Background information
- Born: Daniel Friedberg March 5, 1944 (age 82) Mahanoy City, Pennsylvania, U.S.
- Occupations: Musician, singer-songwriter, producer
- Instruments: Bass guitar, tuba, guitar, vocals
- Website: http://www.freebomusic.com/

= Freebo =

American singer-songwriter

Daniel Friedberg, better known by the stage name Freebo, is an American musician, singer-songwriter and producer noted primarily for his fretless electric bass playing with Bonnie Raitt throughout the 1970s. He is also a session musician who has recorded and performed with Ringo Starr, John Mayall, John Hall, Aaron Neville, Dr. John, Willy DeVille, Crosby, Stills & Nash, Maria Muldaur, Kate & Anna McGarrigle, Chicky Hines, Diamond David Lee Roth and many others.

His nine-year collaboration with Raitt (1971–1979) began when he attracted Raitt's attention as a member of Philadelphia's Edison Electric Band in the late 1960s. He played several instruments with Raitt, including electric bass, fretless bass, and tuba.

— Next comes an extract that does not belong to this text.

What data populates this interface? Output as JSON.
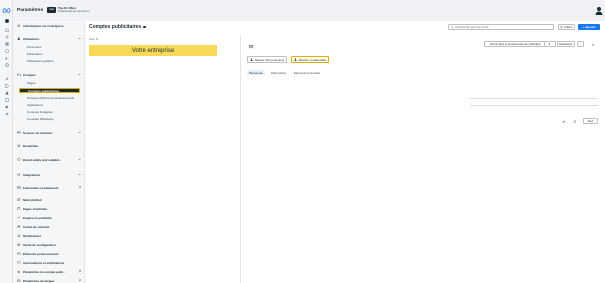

Freebo was soon in great demand for studio work and touring.

Freebo sings and plays guitar, bass, and tuba in The Tribe, a revolving group of Los Angeles musicians and singers that includes Stephen John Kalinich, Fuzzbee Morse, Gary Stockdale, Grant Geissman, Carly Smithson, Rosemary Butler, Marc Mann, Gary Griffin, The Honeys, and Band Manager Lauri Reimer.

In recent years, he has recorded five solo albums: The End of the Beginning (2000), Dog People (2002), Before The Separation (2006), Something to Believe (2011), and If Not Now When (2015).